L’influence de Malthus sur Darwin est connue : les ressources
consommées par les êtres vivants ne régénèrent
à un rythme moins rapide que celui sur lequel, d’une part les
êtres vivants consomment, d’autre part ils se multiplient. Le
phénomène de
struggle for life est inévitable,
qu’elle ait lieu entre deux organismes issus d’espèces
différentes ou entre deux organismes appartenant à la même
espèce. Darwin donne un exemple du premier cas. Au Paraguay, les chevaux
domestiques, laissés probablement à eux-mêmes, ne sont
jamais retournés à l’état sauvage, contrairement
à ce qui s’est passer ailleurs, de façon plus
fréquente. Le fait serait dû à un type de mouche qui vient
déposer ses œufs dans les naseaux des bestiaux dès leur
naissance et les déterminerait conserver un certain mode de
vie
[18]. Un autre insecte parasite
vient entraver le développement de ses mouches, sans non plus
l’interrompre. Selon Darwin, si les espèces d’oiseaux
insectivores de la région venaient à périr, il y aurait
prolifération d’insecte parasites, concurrents de la mouche, les
mouches en question disparaîtraient et les chevaux domestiques
retourneraient à l’état sauvage. Ainsi, la lutte pour la vie
ne prend que la forme d’un assaut direct d’un dominé sur un
dominant, où chacun à une perception sensible voire émotive
de ce qui est en tain de passer et de se jouer – la survie ou la mort
– , d’une lutte entre un prédateur et sa proie, une lionne
courant après une gazelle, un chat jouant avec sa souris. Le
phénomène de concurrence et de compétition ne se
réduit pas à l’agressivité d’un rat
acculé –
fighting like a cornered rat, comme le dit la
langue anglaise. Il se produit aussi de façon indirecte et moins
perceptible, au sein d’un réseau complexe, d’un biotope
où le mode de vie et la conservation d’un groupe dépend de
la façon dont un autre groupe se comporte, sans que les deux groupes en
question ne soient en relation. C’est dire si cette lutte qui maintient la
nature en vie au détriment de l’individu, ce principe vital, donc,
malgré tout le paradoxe qu’il contient, est inconsciente. Mais
Darwin constate que « la lutte pour l’existence est plus
acharnée quand elle a lieu entre des individus et des
variétés appartenant à la même
espèce »
[19]. En
Écosse, le développement de la draine s’est fait en
détriment de celui d’une autre grive. En Australie, une abeille
importée en a exterminé une un autre, qui n’avait pas de
dard. Aux Etats-Unis, une espèce d’hirondelle a pris la place
– et donc les ressources – d’une autre. En quoi y aurait-t-il,
dans ce processus, l’expression d’un principe vital ?

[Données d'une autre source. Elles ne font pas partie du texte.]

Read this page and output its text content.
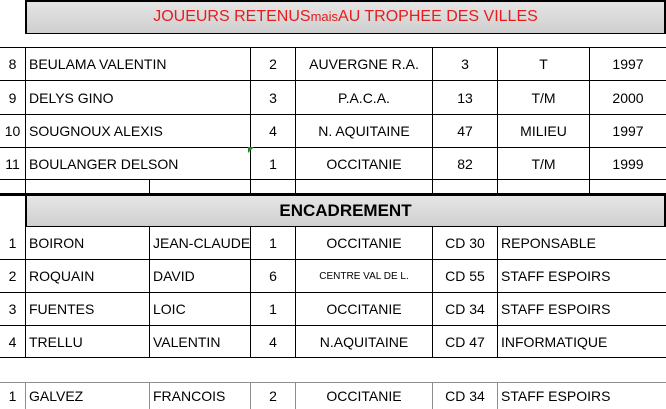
JOUEURS RETENUS mais AU TROPHEE DES VILLES
ENCADREMENT
8 BEULAMA VALENTIN	2	AUVERGNE R.A.	3	T	1997
9 DELYS GINO	3	P.A.C.A.	13	T/M	2000
10 SOUGNOUX ALEXIS	4	N. AQUITAINE	47	MILIEU	1997
11 BOULANGER DELSON	1	OCCITANIE	82	T/M	1999
1 BOIRON	JEAN-CLAUDE	1	OCCITANIE	CD 30	REPONSABLE
2 ROQUAIN	DAVID	6	CENTRE VAL DE L.	CD 55	STAFF ESPOIRS
3 FUENTES	LOIC	1	OCCITANIE	CD 34	STAFF ESPOIRS
4 TRELLU	VALENTIN	4	N.AQUITAINE	CD 47	INFORMATIQUE
1 GALVEZ	FRANCOIS	2	OCCITANIE	CD 34	STAFF ESPOIRS
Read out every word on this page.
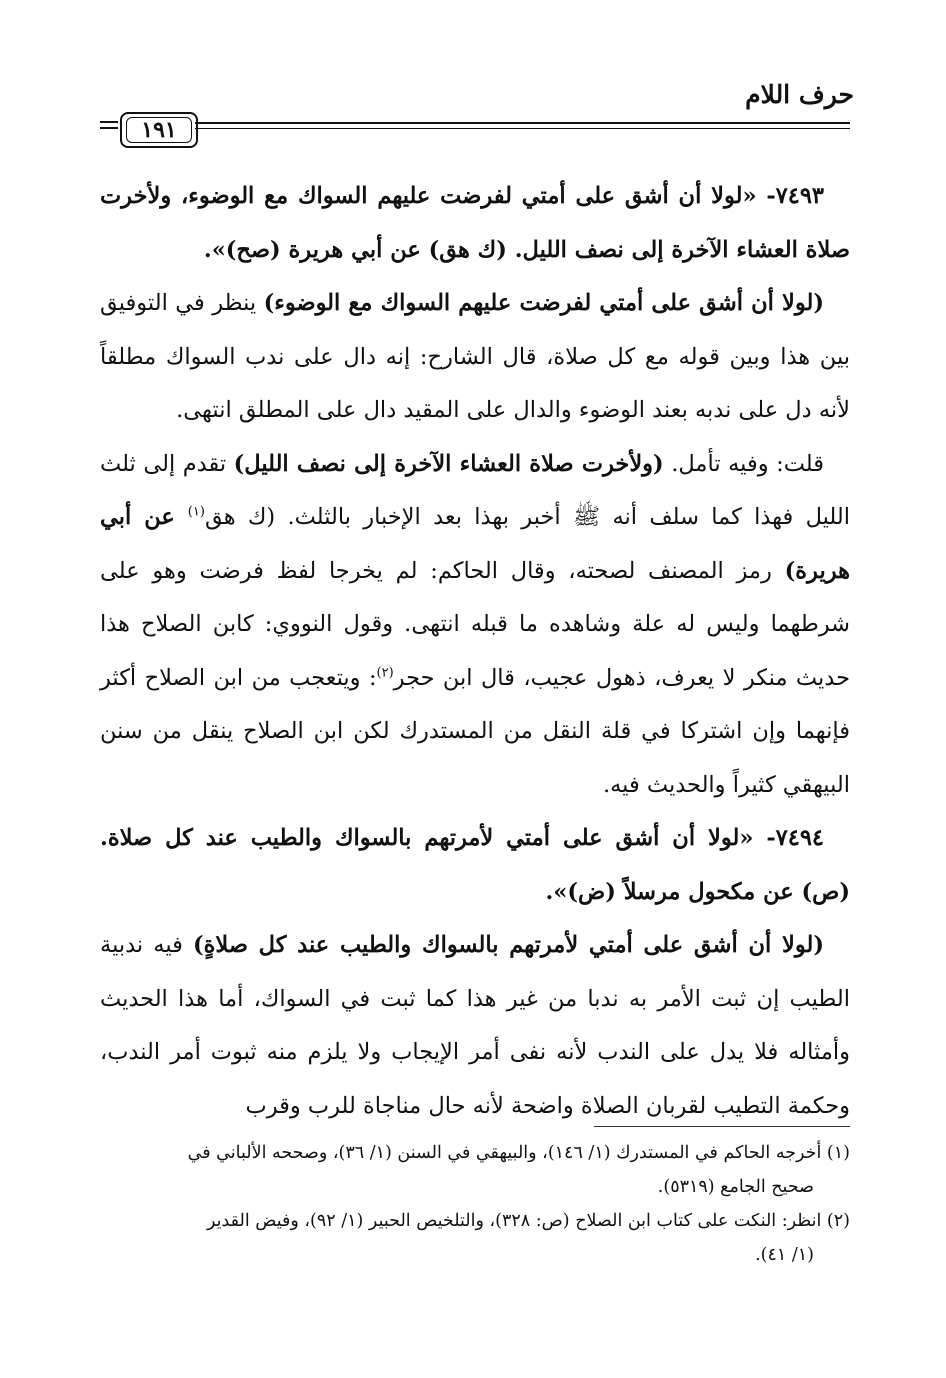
حرف اللام
١٩١

٧٤٩٣- «لولا أن أشق على أمتي لفرضت عليهم السواك مع الوضوء، ولأخرت صلاة العشاء الآخرة إلى نصف الليل. (ك هق) عن أبي هريرة (صح)».

(لولا أن أشق على أمتي لفرضت عليهم السواك مع الوضوء) ينظر في التوفيق بين هذا وبين قوله مع كل صلاة، قال الشارح: إنه دال على ندب السواك مطلقاً لأنه دل على ندبه بعند الوضوء والدال على المقيد دال على المطلق انتهى.

قلت: وفيه تأمل. (ولأخرت صلاة العشاء الآخرة إلى نصف الليل) تقدم إلى ثلث الليل فهذا كما سلف أنه ﷺ أخبر بهذا بعد الإخبار بالثلث. (ك هق$^{(١)}$ عن أبي هريرة) رمز المصنف لصحته، وقال الحاكم: لم يخرجا لفظ فرضت وهو على شرطهما وليس له علة وشاهده ما قبله انتهى. وقول النووي: كابن الصلاح هذا حديث منكر لا يعرف، ذهول عجيب، قال ابن حجر$^{(٢)}$: ويتعجب من ابن الصلاح أكثر فإنهما وإن اشتركا في قلة النقل من المستدرك لكن ابن الصلاح ينقل من سنن البيهقي كثيراً والحديث فيه.

٧٤٩٤- «لولا أن أشق على أمتي لأمرتهم بالسواك والطيب عند كل صلاة. (ص) عن مكحول مرسلاً (ض)».

(لولا أن أشق على أمتي لأمرتهم بالسواك والطيب عند كل صلاةٍ) فيه ندبية الطيب إن ثبت الأمر به ندبا من غير هذا كما ثبت في السواك، أما هذا الحديث وأمثاله فلا يدل على الندب لأنه نفى أمر الإيجاب ولا يلزم منه ثبوت أمر الندب، وحكمة التطيب لقربان الصلاة واضحة لأنه حال مناجاة للرب وقرب

(١) أخرجه الحاكم في المستدرك (١/ ١٤٦)، والبيهقي في السنن (١/ ٣٦)، وصححه الألباني في

صحيح الجامع (٥٣١٩).

(٢) انظر: النكت على كتاب ابن الصلاح (ص: ٣٢٨)، والتلخيص الحبير (١/ ٩٢)، وفيض القدير

(١/ ٤١).
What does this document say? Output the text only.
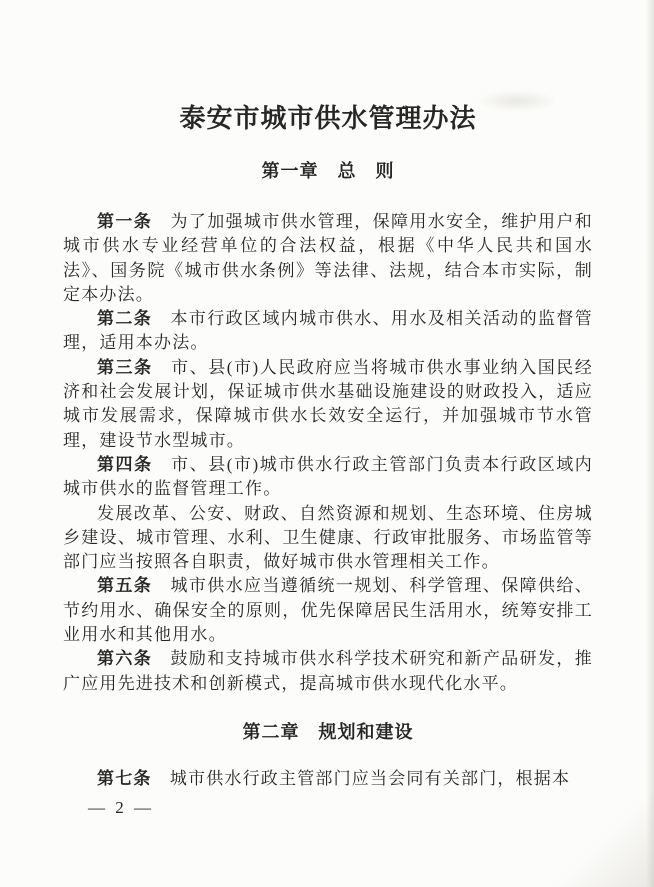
泰安市城市供水管理办法
第一章　总　则

第一条　为了加强城市供水管理，保障用水安全，维护用户和城市供水专业经营单位的合法权益，根据《中华人民共和国水法》、国务院《城市供水条例》等法律、法规，结合本市实际，制定本办法。

第二条　本市行政区域内城市供水、用水及相关活动的监督管理，适用本办法。

第三条　市、县(市)人民政府应当将城市供水事业纳入国民经济和社会发展计划，保证城市供水基础设施建设的财政投入，适应城市发展需求，保障城市供水长效安全运行，并加强城市节水管理，建设节水型城市。

第四条　市、县(市)城市供水行政主管部门负责本行政区域内城市供水的监督管理工作。

发展改革、公安、财政、自然资源和规划、生态环境、住房城乡建设、城市管理、水利、卫生健康、行政审批服务、市场监管等部门应当按照各自职责，做好城市供水管理相关工作。

第五条　城市供水应当遵循统一规划、科学管理、保障供给、节约用水、确保安全的原则，优先保障居民生活用水，统筹安排工业用水和其他用水。

第六条　鼓励和支持城市供水科学技术研究和新产品研发，推广应用先进技术和创新模式，提高城市供水现代化水平。

第二章　规划和建设

第七条　城市供水行政主管部门应当会同有关部门，根据本

— 2 —
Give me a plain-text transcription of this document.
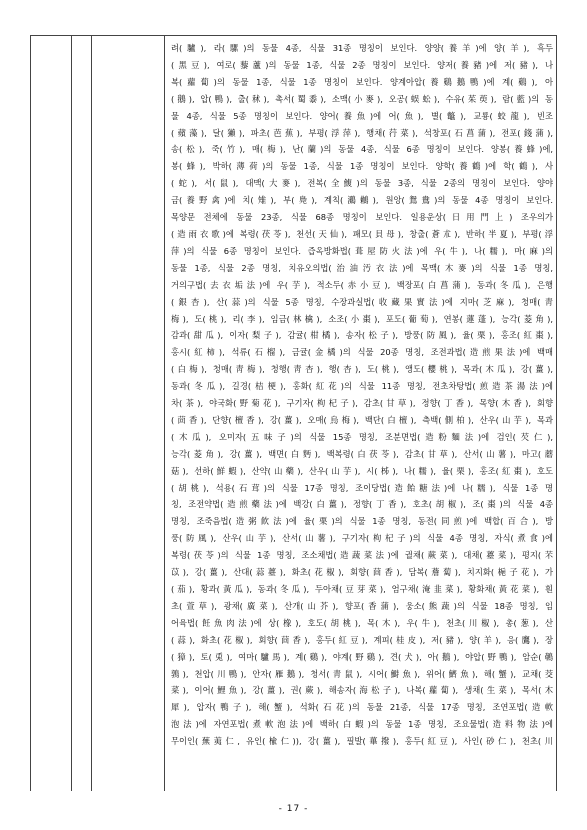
려(驢), 라(騾)의 동물 4종, 식물 31종 명칭이 보인다. 양양(養羊)에 양(羊), 흑두

(黑豆), 여로(藜蘆)의 동물 1종, 식물 2종 명칭이 보인다. 양저(養豬)에 저(豬), 나

복(蘿蔔)의 동물 1종, 식물 1종 명칭이 보인다. 양계아압(養鷄鵝鴨)에 계(鷄), 아

(鵝), 압(鴨), 출(秫), 촉서(蜀黍), 소맥(小麥), 오공(蜈蚣), 수유(茱萸), 람(藍)의 동

물 4종, 식물 5종 명칭이 보인다. 양어(養魚)에 어(魚), 별(鼈), 교룡(蛟龍), 빈조

(蘋藻), 달(獺), 파초(芭蕉), 부평(浮萍), 행채(荇菜), 석창포(石菖蒲), 전포(錢蒲),

송(松), 죽(竹), 매(梅), 난(蘭)의 동물 4종, 식물 6종 명칭이 보인다. 양봉(養蜂)에,

봉(蜂), 박하(薄荷)의 동물 1종, 식물 1종 명칭이 보인다. 양학(養鶴)에 학(鶴), 사

(蛇), 서(鼠), 대맥(大麥), 전복(全鰒)의 동물 3종, 식물 2종의 명칭이 보인다. 양야

금(養野禽)에 치(雉), 부(鳧), 계칙(鸂鶒), 원앙(鴛鴦)의 동물 4종 명칭이 보인다.

목양문 전체에 동물 23종, 식물 68종 명칭이 보인다. 일용운상(日用門上) 조우의가

(造雨衣歌)에 복령(茯苓), 천선(天仙), 패모(貝母), 창출(蒼朮), 반하(半夏), 부평(浮

萍)의 식물 6종 명칭이 보인다. 즙옥방화법(葺屋防火法)에 우(牛), 나(糯), 마(麻)의

동물 1종, 식물 2종 명칭, 치유오의법(治油汚衣法)에 목맥(木麥)의 식물 1종 명칭,

거의구법(去衣垢法)에 우(芋), 적소두(赤小豆), 백장포(白菖蒲), 동과(冬瓜), 은행

(銀杏), 산(蒜)의 식물 5종 명칭, 수장과실법(收藏果實法)에 지마(芝麻), 청매(靑

梅), 도(桃), 리(李), 임금(林檎), 소조(小棗), 포도(葡萄), 연봉(蓮蓬), 능각(菱角),

감과(甜瓜), 이자(梨子), 감귤(柑橘), 송자(松子), 방풍(防風), 율(栗), 홍조(紅棗),

홍시(紅柿), 석류(石榴), 금귤(金橘)의 식물 20종 명칭, 조전과법(造煎果法)에 백매

(白梅), 청매(靑梅), 청행(靑杏), 행(杏), 도(桃), 앵도(櫻桃), 목과(木瓜), 강(薑),

동과(冬瓜), 길경(桔梗), 홍화(紅花)의 식물 11종 명칭, 전초차탕법(煎造茶湯法)에

차(茶), 야국화(野菊花), 구기자(枸杞子), 감초(甘草), 정향(丁香), 목향(木香), 회향

(茴香), 단향(檀香), 강(薑), 오매(烏梅), 백단(白檀), 측백(側柏), 산우(山芋), 목과

(木瓜), 오미자(五味子)의 식물 15종 명칭, 조분면법(造粉麵法)에 검인(芡仁),

능각(菱角), 강(薑), 백면(白麪), 백복령(白茯苓), 감초(甘草), 산서(山薯), 마고(蘑

菇), 선하(鮮蝦), 산약(山藥), 산우(山芋), 시(柹), 나(糯), 율(栗), 홍조(紅棗), 호도

(胡桃), 석용(石茸)의 식물 17종 명칭, 조이당법(造飴糖法)에 나(糯), 식물 1종 명

칭, 조전약법(造煎藥法)에 백강(白薑), 정향(丁香), 호초(胡椒), 조(棗)의 식물 4종

명칭, 조죽음법(造粥飮法)에 율(栗)의 식물 1종 명칭, 동전(同煎)에 백합(百合), 방

풍(防風), 산우(山芋), 산서(山薯), 구기자(枸杞子)의 식물 4종 명칭, 자식(煮食)에

복령(茯苓)의 식물 1종 명칭, 조소채법(造蔬菜法)에 궐채(蕨菜), 대채(薹菜), 평지(芣

苡), 강(薑), 산대(蒜薹), 화초(花椒), 회향(茴香), 담복(薝蔔), 치지화(梔子花), 가

(茄), 황과(黃瓜), 동과(冬瓜), 두아채(豆芽菜), 엄구채(淹韭菜), 황화채(黃花菜), 훤

초(萱草), 광채(廣菜), 산개(山芥), 향포(香蒲), 웅소(熊蔬)의 식물 18종 명칭, 임

어육법(飪魚肉法)에 상(橡), 호도(胡桃), 목(木), 우(牛), 천초(川椒), 총(葱), 산

(蒜), 화초(花椒), 회향(茴香), 홍두(紅豆), 계피(桂皮), 저(豬), 양(羊), 응(鷹), 장

(獐), 토(兎), 여마(驢馬), 계(鷄), 야계(野鷄), 견(犬), 아(鵝), 야압(野鴨), 암순(鵪

鶉), 천압(川鴨), 안자(雁鵝), 청서(靑鼠), 시어(鰣魚), 위어(鱭魚), 해(蟹), 교채(茭

菜), 이어(鯉魚), 강(薑), 권(蕨), 해송자(海松子), 나복(蘿蔔), 생채(生菜), 목서(木

犀), 압자(鴨子), 해(蟹), 석화(石花)의 동물 21종, 식물 17종 명칭, 조연포법(造軟

泡法)에 자연포법(煮軟泡法)에 백하(白蝦)의 동물 1종 명칭, 조요물법(造料物法)에

무이인(蕪荑仁, 유인(楡仁)), 강(薑), 필발(蓽撥), 홍두(紅豆), 사인(砂仁), 천초(川

- 17 -
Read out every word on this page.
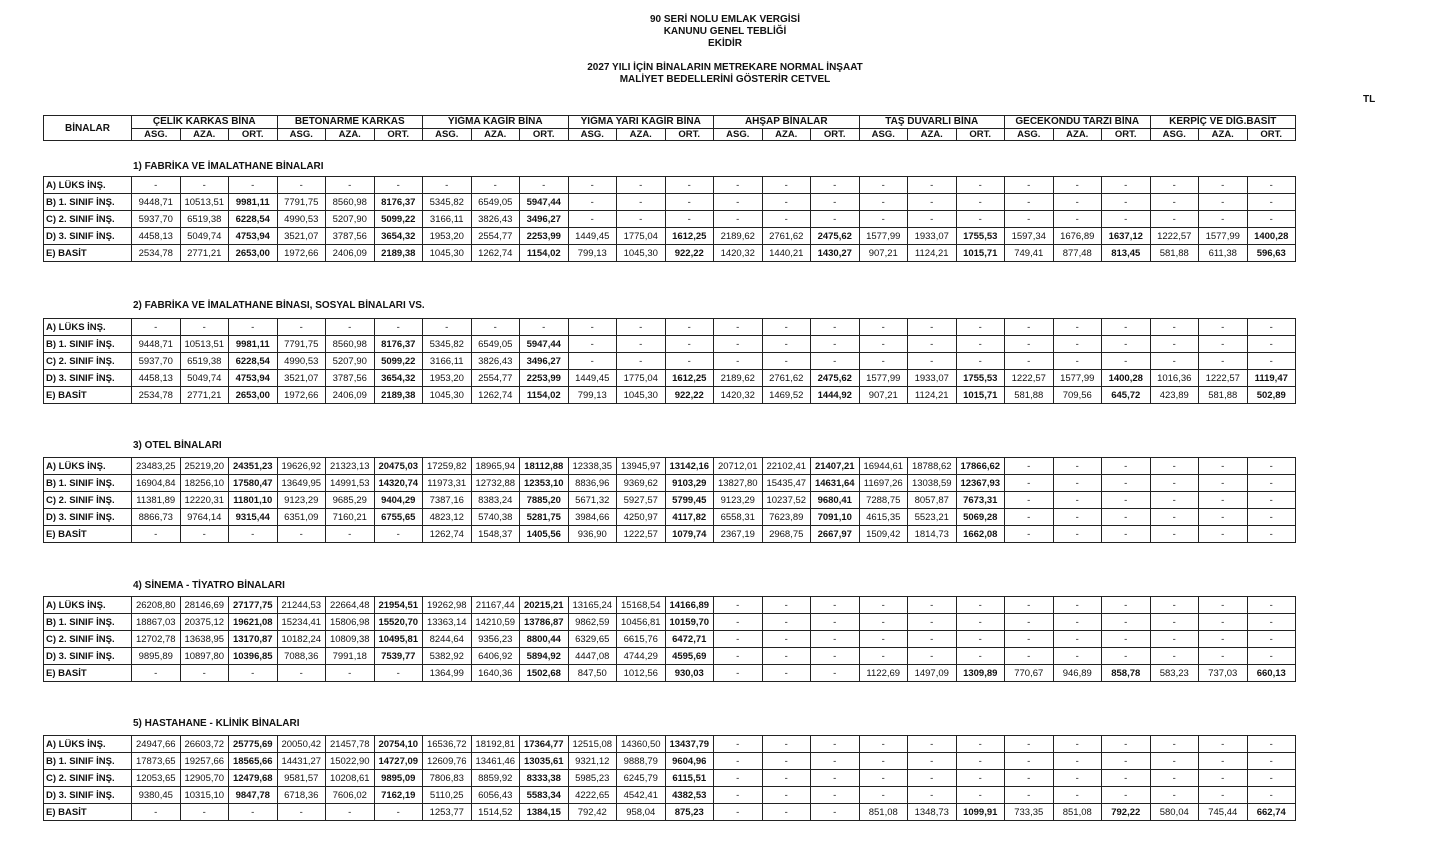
90 SERİ NOLU EMLAK VERGİSİ
KANUNU GENEL TEBLİĞİ
EKİDİR
2027 YILI İÇİN BİNALARIN METREKARE NORMAL İNŞAAT
MALİYET BEDELLERİNİ GÖSTERİR CETVEL
TL
BİNALAR	ÇELİK KARKAS BİNA			BETONARME KARKAS			YIĞMA KAGİR BİNA			YIĞMA YARI KAGİR BİNA			AHŞAP BİNALAR			TAŞ DUVARLI BİNA			GECEKONDU TARZI BİNA			KERPİÇ VE DİĞ.BASİT		
	ASG.	AZA.	ORT.	ASG.	AZA.	ORT.	ASG.	AZA.	ORT.	ASG.	AZA.	ORT.	ASG.	AZA.	ORT.	ASG.	AZA.	ORT.	ASG.	AZA.	ORT.	ASG.	AZA.	ORT.
1) FABRİKA VE İMALATHANE BİNALARI
A) LÜKS İNŞ.	-	-	-	-	-	-	-	-	-	-	-	-	-	-	-	-	-	-	-	-	-	-	-	-
B) 1. SINIF İNŞ.	9448,71	10513,51	9981,11	7791,75	8560,98	8176,37	5345,82	6549,05	5947,44	-	-	-	-	-	-	-	-	-	-	-	-	-	-	-
C) 2. SINIF İNŞ.	5937,70	6519,38	6228,54	4990,53	5207,90	5099,22	3166,11	3826,43	3496,27	-	-	-	-	-	-	-	-	-	-	-	-	-	-	-
D) 3. SINIF İNŞ.	4458,13	5049,74	4753,94	3521,07	3787,56	3654,32	1953,20	2554,77	2253,99	1449,45	1775,04	1612,25	2189,62	2761,62	2475,62	1577,99	1933,07	1755,53	1597,34	1676,89	1637,12	1222,57	1577,99	1400,28
E) BASİT	2534,78	2771,21	2653,00	1972,66	2406,09	2189,38	1045,30	1262,74	1154,02	799,13	1045,30	922,22	1420,32	1440,21	1430,27	907,21	1124,21	1015,71	749,41	877,48	813,45	581,88	611,38	596,63
2) FABRİKA VE İMALATHANE BİNASI, SOSYAL BİNALARI VS.
A) LÜKS İNŞ.	-	-	-	-	-	-	-	-	-	-	-	-	-	-	-	-	-	-	-	-	-	-	-	-
B) 1. SINIF İNŞ.	9448,71	10513,51	9981,11	7791,75	8560,98	8176,37	5345,82	6549,05	5947,44	-	-	-	-	-	-	-	-	-	-	-	-	-	-	-
C) 2. SINIF İNŞ.	5937,70	6519,38	6228,54	4990,53	5207,90	5099,22	3166,11	3826,43	3496,27	-	-	-	-	-	-	-	-	-	-	-	-	-	-	-
D) 3. SINIF İNŞ.	4458,13	5049,74	4753,94	3521,07	3787,56	3654,32	1953,20	2554,77	2253,99	1449,45	1775,04	1612,25	2189,62	2761,62	2475,62	1577,99	1933,07	1755,53	1222,57	1577,99	1400,28	1016,36	1222,57	1119,47
E) BASİT	2534,78	2771,21	2653,00	1972,66	2406,09	2189,38	1045,30	1262,74	1154,02	799,13	1045,30	922,22	1420,32	1469,52	1444,92	907,21	1124,21	1015,71	581,88	709,56	645,72	423,89	581,88	502,89
3) OTEL BİNALARI
A) LÜKS İNŞ.	23483,25	25219,20	24351,23	19626,92	21323,13	20475,03	17259,82	18965,94	18112,88	12338,35	13945,97	13142,16	20712,01	22102,41	21407,21	16944,61	18788,62	17866,62	-	-	-	-	-	-
B) 1. SINIF İNŞ.	16904,84	18256,10	17580,47	13649,95	14991,53	14320,74	11973,31	12732,88	12353,10	8836,96	9369,62	9103,29	13827,80	15435,47	14631,64	11697,26	13038,59	12367,93	-	-	-	-	-	-
C) 2. SINIF İNŞ.	11381,89	12220,31	11801,10	9123,29	9685,29	9404,29	7387,16	8383,24	7885,20	5671,32	5927,57	5799,45	9123,29	10237,52	9680,41	7288,75	8057,87	7673,31	-	-	-	-	-	-
D) 3. SINIF İNŞ.	8866,73	9764,14	9315,44	6351,09	7160,21	6755,65	4823,12	5740,38	5281,75	3984,66	4250,97	4117,82	6558,31	7623,89	7091,10	4615,35	5523,21	5069,28	-	-	-	-	-	-
E) BASİT	-	-	-	-	-	-	1262,74	1548,37	1405,56	936,90	1222,57	1079,74	2367,19	2968,75	2667,97	1509,42	1814,73	1662,08	-	-	-	-	-	-
4) SİNEMA - TİYATRO BİNALARI
A) LÜKS İNŞ.	26208,80	28146,69	27177,75	21244,53	22664,48	21954,51	19262,98	21167,44	20215,21	13165,24	15168,54	14166,89	-	-	-	-	-	-	-	-	-	-	-	-
B) 1. SINIF İNŞ.	18867,03	20375,12	19621,08	15234,41	15806,98	15520,70	13363,14	14210,59	13786,87	9862,59	10456,81	10159,70	-	-	-	-	-	-	-	-	-	-	-	-
C) 2. SINIF İNŞ.	12702,78	13638,95	13170,87	10182,24	10809,38	10495,81	8244,64	9356,23	8800,44	6329,65	6615,76	6472,71	-	-	-	-	-	-	-	-	-	-	-	-
D) 3. SINIF İNŞ.	9895,89	10897,80	10396,85	7088,36	7991,18	7539,77	5382,92	6406,92	5894,92	4447,08	4744,29	4595,69	-	-	-	-	-	-	-	-	-	-	-	-
E) BASİT	-	-	-	-	-	-	1364,99	1640,36	1502,68	847,50	1012,56	930,03	-	-	-	1122,69	1497,09	1309,89	770,67	946,89	858,78	583,23	737,03	660,13
5) HASTAHANE - KLİNİK BİNALARI
A) LÜKS İNŞ.	24947,66	26603,72	25775,69	20050,42	21457,78	20754,10	16536,72	18192,81	17364,77	12515,08	14360,50	13437,79	-	-	-	-	-	-	-	-	-	-	-	-
B) 1. SINIF İNŞ.	17873,65	19257,66	18565,66	14431,27	15022,90	14727,09	12609,76	13461,46	13035,61	9321,12	9888,79	9604,96	-	-	-	-	-	-	-	-	-	-	-	-
C) 2. SINIF İNŞ.	12053,65	12905,70	12479,68	9581,57	10208,61	9895,09	7806,83	8859,92	8333,38	5985,23	6245,79	6115,51	-	-	-	-	-	-	-	-	-	-	-	-
D) 3. SINIF İNŞ.	9380,45	10315,10	9847,78	6718,36	7606,02	7162,19	5110,25	6056,43	5583,34	4222,65	4542,41	4382,53	-	-	-	-	-	-	-	-	-	-	-	-
E) BASİT	-	-	-	-	-	-	1253,77	1514,52	1384,15	792,42	958,04	875,23	-	-	-	851,08	1348,73	1099,91	733,35	851,08	792,22	580,04	745,44	662,74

Probablement perce que, si la vie est mouvement, la survie d’une
espèce dépend de son renouvellement permanent. Dans ces luttes
fratricides, il s’agit bien de « remporter la grande bataille de
la vie ». L’intérêt personnel de chaque
espèce particulière et de l’individu est évident et
résulte dans la vie elle-même. Mais peut-on parler, comme le font
les philosophes, d’une sorte de ruse de la nature qui fait tourner
à son avantage à et leur insu le triomphe de certains
êtres ? En tout état de cause, la lutte pour la vie et la
sélection sont l’essence même de la nature. En ce sens, la
nature n’est pas comparable à une personne mais s’assimile
à une force qui sait mettre les espèces et les individus à
son service : « J’ai donné le nom de
sélection naturelle ou de persistance du plus apte à cette
conservation des différences et des variations individuelles favorables
et à cette élimination des variations
nuisibles. »
[20] Darwin
admet lui-même qu’il est très difficile de ne pas parler de
la nature sans la personnifier, ou encore de manipuler les différents
principes de sa biologie sans les utiliser souvent au sens figuré. Mais
il essaie en même temps de fuir ce procédé bien commode.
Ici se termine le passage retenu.